In 1889 Tate was appointed a junior lecturer in the training college and became much interested in teaching methods. At the end of 1893, following the great financial crisis, the college was closed, but Tate was given charge of classes in Melbourne for the training of pupil teachers. In 1895 after an Education Department reshuffle, Tate was appointed an inspector for the Charlton district, and spent four years inspecting its 136 schools and incidentally learning a great deal about the problems of small rural schools and their teachers. Tate became a well-known speaker at teachers' congresses and enhanced his reputation as an educationist when giving evidence before the technical education commission.

Tate was appointed principal of the Melbourne Training College when it was re-opened in February 1900, and vigorously set to work to make up as far as possible the ground lost while the college was closed. Tate kept the subject of English in his own hands, considering it to be the basic subject of education, and steadily brought before his students the opportunities for service to the community possessed by enlightened teachers. In March 1902 when it was announced that he had been appointed as the first director of education in Victoria he was only 38 years old. Many men of much longer service had been passed over, but it appears to have been generally recognized that he was the fit man for the position.

When Tate took up his directorship, education in Victoria had long been starved and neglected. The state had been going through a period of lean years, but the new director felt that money spent on education would more than repay itself. Tate felt too that well-educated and capable men and women could not be attracted to an ill-paid profession with little prospect of promotion. He set out to do away with pupil-teachers, to improve the training of teachers, to obtain better pay for them, to encourage school committees, and to suggest to each community that the local state school was not merely a state school--it was their school. New methods of instruction were brought in, the chief object being the development of a child's mind instead of merely cramming it with facts. Tate felt too that secondary and technical education was being neglected and in June 1904 presented a report on "Some Aspects of Education in New Zealand" in which he showed how far behind Victoria was lagging in this field.

In 1905 a bill was introduced in the Victorian parliament for the registration of teachers and schools not administered by the education department.

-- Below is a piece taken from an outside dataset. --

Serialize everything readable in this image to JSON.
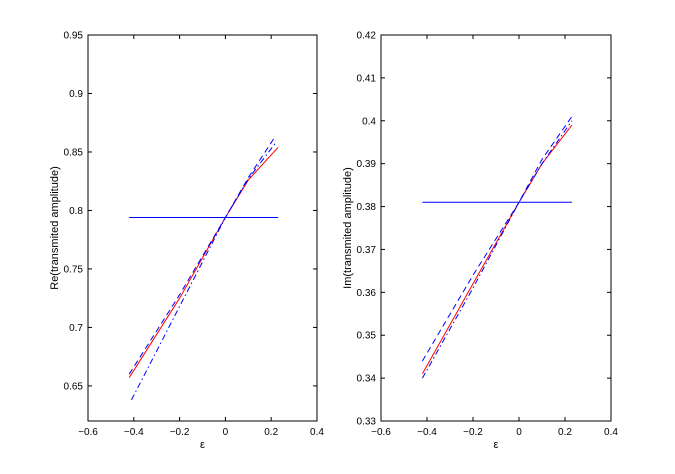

This was passed and had much effect in raising the qualifications and status of secondary school teachers. When it was determined that Tate should attend the conference on education held in London in May 1907 he took the opportunity of making a special study of these problems in Europe and the United States of America. Soon after his return he published a "Preliminary Report upon Observations made during an Official Visit to Europe and America" (1908). In this report he showed that a "ladder of education" was required. Primary schools formed a necessary basis, but on these must be imposed higher elementary schools, secondary schools and agricultural high schools, all leading on to the university or agricultural college. Technical colleges for young people engaged in industry must also be much more encouraged. In a striking diagram he showed that of the money spent by the state of Victoria on education 93.1% was for primary education and less than one per cent for secondary education. In another diagram he demonstrated that New Zealand, whose population was 20% less than that of Victoria, was spending three times as much on technical education and over ten times as much on secondary education.

Tate persisted in his fight for a better state of things and gradually imposed his views on parliament. In the education act of 1910 which Tate drafted, provision was made for the constitution of a council of public education. It consisted of representatives of the university, the education department, technical schools, public and private schools, and industrial interests. Its duties were to report to the minister upon public education in other countries, and matters in connexion with public education referred to it by the minister. It also took over the duties of the teachers and schools registration board. The discussions of this council have proved of great value in the consideration of problems of public education in Victoria. Tate was chairman of this committee, and he also remained in touch with the university as a member of its council.